Table 1. Summary of outcomes of MIE case series
Overall morbidity (%)
Anastomotic leak (%)
Three-year survival (%)
LN, lymph nodes; MIE, minimally invasive esophagectomy; NR, not recorded.
Meta-analysis of studies comparing MIE with open esophagectomy for cancer has been performed. Due to the heterogeneity of the data, three comparative groups were created: (1) total MIE versus open transthoracic esophagectomy, (2) thoracoscopy with laparotomy versus open transthoracic esophagectomy, and (3) laparoscopic versus open transhiatal resection. In total, 10 studies consisting of 1,061 patients were included. While there was no difference in LN harvest, there was a trend towards reduced short-term mortality and major morbidity (in particular pulmonary morbidity) as well as decreased length of hospital stay and blood loss. The only significant finding was a reduced rate of anastomotic leakage (OR=0.51[95%CI: 0.28–0.95]) for the MIE patients in group 2 (51).

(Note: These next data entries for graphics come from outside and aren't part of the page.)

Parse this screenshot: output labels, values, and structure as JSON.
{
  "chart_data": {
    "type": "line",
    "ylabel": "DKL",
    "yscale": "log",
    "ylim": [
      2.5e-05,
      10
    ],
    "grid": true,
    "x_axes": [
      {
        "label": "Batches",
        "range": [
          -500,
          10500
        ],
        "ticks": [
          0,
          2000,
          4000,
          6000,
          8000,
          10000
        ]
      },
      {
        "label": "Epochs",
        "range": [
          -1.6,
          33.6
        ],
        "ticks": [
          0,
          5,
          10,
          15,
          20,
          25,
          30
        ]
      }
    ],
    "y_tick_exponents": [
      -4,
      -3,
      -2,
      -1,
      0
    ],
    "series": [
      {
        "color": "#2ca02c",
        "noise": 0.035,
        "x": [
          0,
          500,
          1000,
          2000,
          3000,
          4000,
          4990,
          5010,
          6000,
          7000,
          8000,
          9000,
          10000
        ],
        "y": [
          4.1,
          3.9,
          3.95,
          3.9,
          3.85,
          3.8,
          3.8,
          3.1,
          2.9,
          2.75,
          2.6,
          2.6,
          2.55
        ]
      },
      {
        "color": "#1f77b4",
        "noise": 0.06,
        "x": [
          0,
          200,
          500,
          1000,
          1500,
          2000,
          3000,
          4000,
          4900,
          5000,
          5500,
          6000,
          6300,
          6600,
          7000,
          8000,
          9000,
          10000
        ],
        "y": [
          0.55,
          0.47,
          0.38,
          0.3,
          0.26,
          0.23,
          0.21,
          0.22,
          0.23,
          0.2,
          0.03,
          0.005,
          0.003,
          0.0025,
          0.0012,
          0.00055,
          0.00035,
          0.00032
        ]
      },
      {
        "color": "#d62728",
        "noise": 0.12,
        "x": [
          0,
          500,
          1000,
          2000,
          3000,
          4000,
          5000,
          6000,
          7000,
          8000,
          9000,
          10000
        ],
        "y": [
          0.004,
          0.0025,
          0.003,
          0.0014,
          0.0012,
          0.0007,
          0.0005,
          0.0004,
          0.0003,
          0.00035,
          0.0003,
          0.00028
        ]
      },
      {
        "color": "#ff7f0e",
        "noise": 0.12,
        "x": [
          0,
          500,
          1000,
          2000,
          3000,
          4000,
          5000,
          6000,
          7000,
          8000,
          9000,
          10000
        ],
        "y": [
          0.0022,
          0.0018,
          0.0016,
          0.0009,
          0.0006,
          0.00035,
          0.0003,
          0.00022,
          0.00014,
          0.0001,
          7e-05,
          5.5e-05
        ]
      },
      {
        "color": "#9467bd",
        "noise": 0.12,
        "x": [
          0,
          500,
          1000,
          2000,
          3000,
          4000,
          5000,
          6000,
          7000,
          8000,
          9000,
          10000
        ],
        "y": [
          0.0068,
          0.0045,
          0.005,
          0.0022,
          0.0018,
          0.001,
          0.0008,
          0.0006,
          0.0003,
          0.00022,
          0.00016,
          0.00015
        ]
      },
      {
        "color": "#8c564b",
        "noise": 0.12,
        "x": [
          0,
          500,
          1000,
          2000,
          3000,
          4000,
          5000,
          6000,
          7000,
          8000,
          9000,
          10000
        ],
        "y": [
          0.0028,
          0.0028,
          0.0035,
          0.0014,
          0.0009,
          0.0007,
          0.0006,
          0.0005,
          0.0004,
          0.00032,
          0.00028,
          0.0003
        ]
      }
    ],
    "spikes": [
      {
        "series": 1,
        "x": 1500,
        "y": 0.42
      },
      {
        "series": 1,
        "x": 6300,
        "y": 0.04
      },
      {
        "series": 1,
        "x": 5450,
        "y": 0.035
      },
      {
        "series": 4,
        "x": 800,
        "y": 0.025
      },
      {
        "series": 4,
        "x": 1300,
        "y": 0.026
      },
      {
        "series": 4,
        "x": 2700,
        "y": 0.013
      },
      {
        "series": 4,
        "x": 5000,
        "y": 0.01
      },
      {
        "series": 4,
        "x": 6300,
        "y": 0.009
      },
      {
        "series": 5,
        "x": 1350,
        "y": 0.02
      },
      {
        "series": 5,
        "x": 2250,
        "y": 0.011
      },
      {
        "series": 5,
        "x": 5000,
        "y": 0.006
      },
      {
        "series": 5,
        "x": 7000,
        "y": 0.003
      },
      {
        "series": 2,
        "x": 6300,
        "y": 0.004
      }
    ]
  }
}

MIE has been gaining in popularity since the first reports from the early 1990s, and 25% of surgeons routinely apply some form of MIE (52). Similar to open surgery, several techniques have been developed, none of which has been deemed superior, but as a whole, they represent a safe alternative to open surgery. Available results from case series and comparative studies suggest trends towards improved short-term outcomes with equivalent efficacy, but definitive advantages have yet to be established. Prospective, randomized comparisons of the various approaches to MIE are needed to clarify the advantages of each one and assist with technique selection to optimize patient outcomes.
The authors do not have a financial relationship with any commercial entities.